Khusnidin Zainabidinov, a 30-year-old ethnic Uzbek, told RFE/RL on February 20 that officers from Russia's Federal Security Service (FSB) tortured him, broke his nose and ribs, and used electric shocks to make him "confess" to planting a bomb in the apartment block in Magnitogorsk.

Zainabidinov said he spent seven months in FSB detention and six months in a deportation camp before being released on February 10 after his involvement in the deadly explosion failed to be proven.

"I have been tortured for nothing for such a long time. I came to Moscow seeking justice. I want the officers [who tortured me] to be held accountable.
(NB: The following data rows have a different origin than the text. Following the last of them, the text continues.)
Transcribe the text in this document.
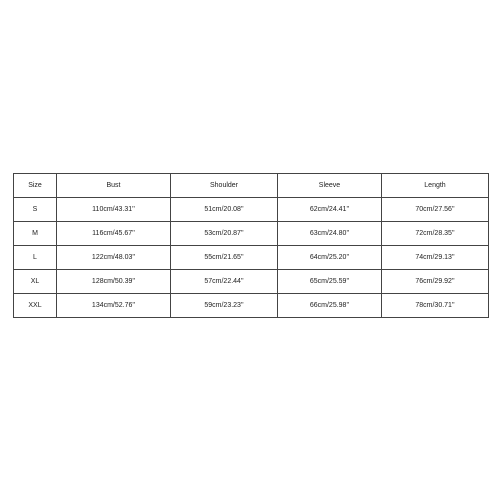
Size	Bust	Shoulder	Sleeve	Length
S	110cm/43.31''	51cm/20.08''	62cm/24.41''	70cm/27.56''
M	116cm/45.67''	53cm/20.87''	63cm/24.80''	72cm/28.35''
L	122cm/48.03''	55cm/21.65''	64cm/25.20''	74cm/29.13''
XL	128cm/50.39''	57cm/22.44''	65cm/25.59''	76cm/29.92''
XXL	134cm/52.76''	59cm/23.23''	66cm/25.98''	78cm/30.71''
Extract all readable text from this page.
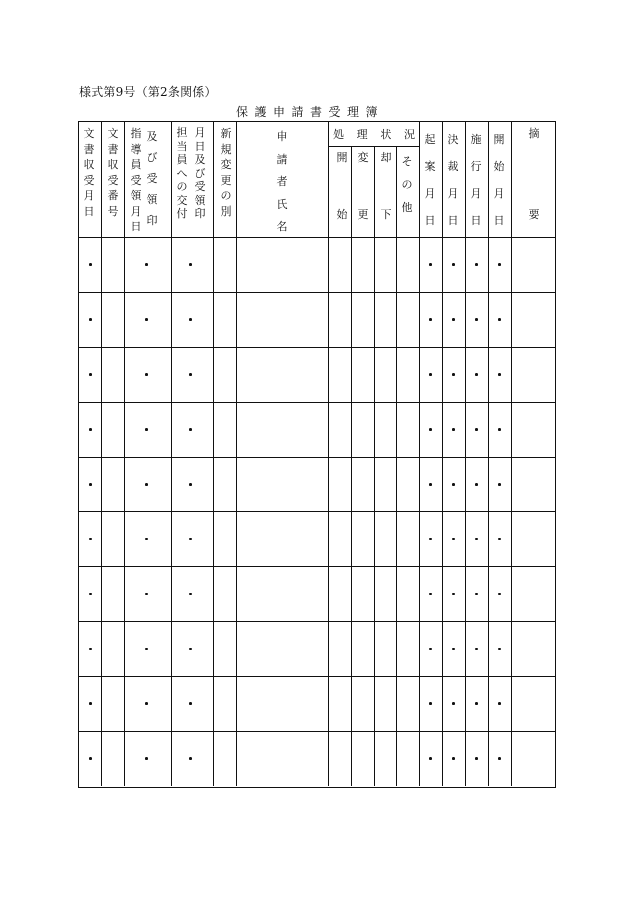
様式第9号（第2条関係）
保護申請書受理簿
文
書
収
受
月
日
文
書
収
受
番
号
指
導
員
受
領
月
日
及
び
受
領
印
担
当
員
へ
の
交
付
月
日
及
び
受
領
印
新
規
変
更
の
別
申
請
者
氏
名
処 理 状 況
開
始
変
更
却
下
そ
の
他
起
案
月
日
決
裁
月
日
施
行
月
日
開
始
月
日
摘
要
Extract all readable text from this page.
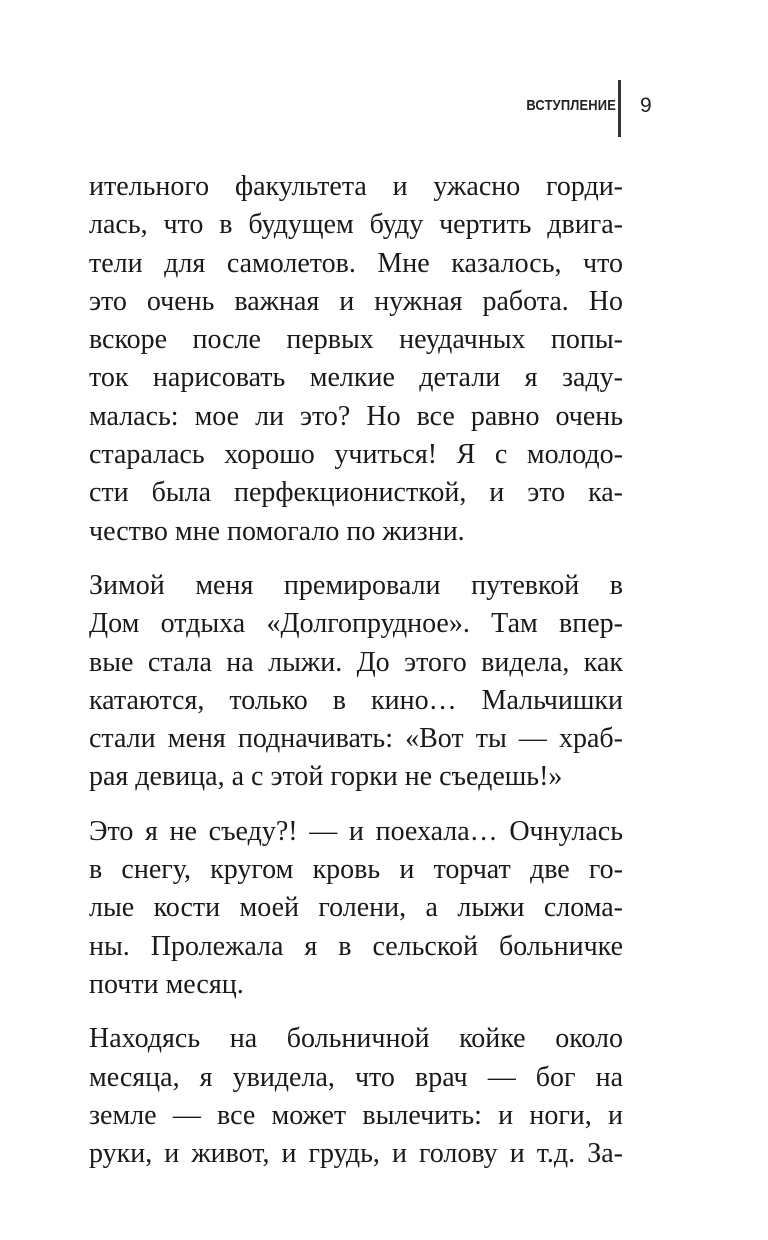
ВСТУПЛЕНИЕ 9

ительного факультета и ужасно горди-
лась, что в будущем буду чертить двига-
тели для самолетов. Мне казалось, что
это очень важная и нужная работа. Но
вскоре после первых неудачных попы-
ток нарисовать мелкие детали я заду-
малась: мое ли это? Но все равно очень
старалась хорошо учиться! Я с молодо-
сти была перфекционисткой, и это ка-
чество мне помогало по жизни.

Зимой меня премировали путевкой в
Дом отдыха «Долгопрудное». Там впер-
вые стала на лыжи. До этого видела, как
катаются, только в кино… Мальчишки
стали меня подначивать: «Вот ты — храб-
рая девица, а с этой горки не съедешь!»

Это я не съеду?! — и поехала… Очнулась
в снегу, кругом кровь и торчат две го-
лые кости моей голени, а лыжи слома-
ны. Пролежала я в сельской больничке
почти месяц.

Находясь на больничной койке около
месяца, я увидела, что врач — бог на
земле — все может вылечить: и ноги, и
руки, и живот, и грудь, и голову и т.д. За-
If need be, I will go as far as the European Court of Human Rights," Zainabidinov said, adding that a Moscow-based human rights group is helping him at the moment.

Russian authorities said at the time that the most likely cause of the blast that destroyed a whole section of an apartment block in Magnitogorsk, 1,400 kilometers southeast of Moscow, was a gas leak.

After the extremist group Islamic State (IS) claimed responsibility for the explosion, the federal Investigative Committee said that no traces of explosives were found in tests of material from the site.

Several deadly apartment-building explosions in Russia in the past 25 years have been blamed on militants from the North Caucasus, where Russian troops fought two devastating wars against Chechen separatists, and an Islamist insurgency stemming from the conflicts still simmers in the region.

Household-gas blasts have also been blamed for many such disasters.

RFE/RL has been declared an "undesirable organization" by the Russian government.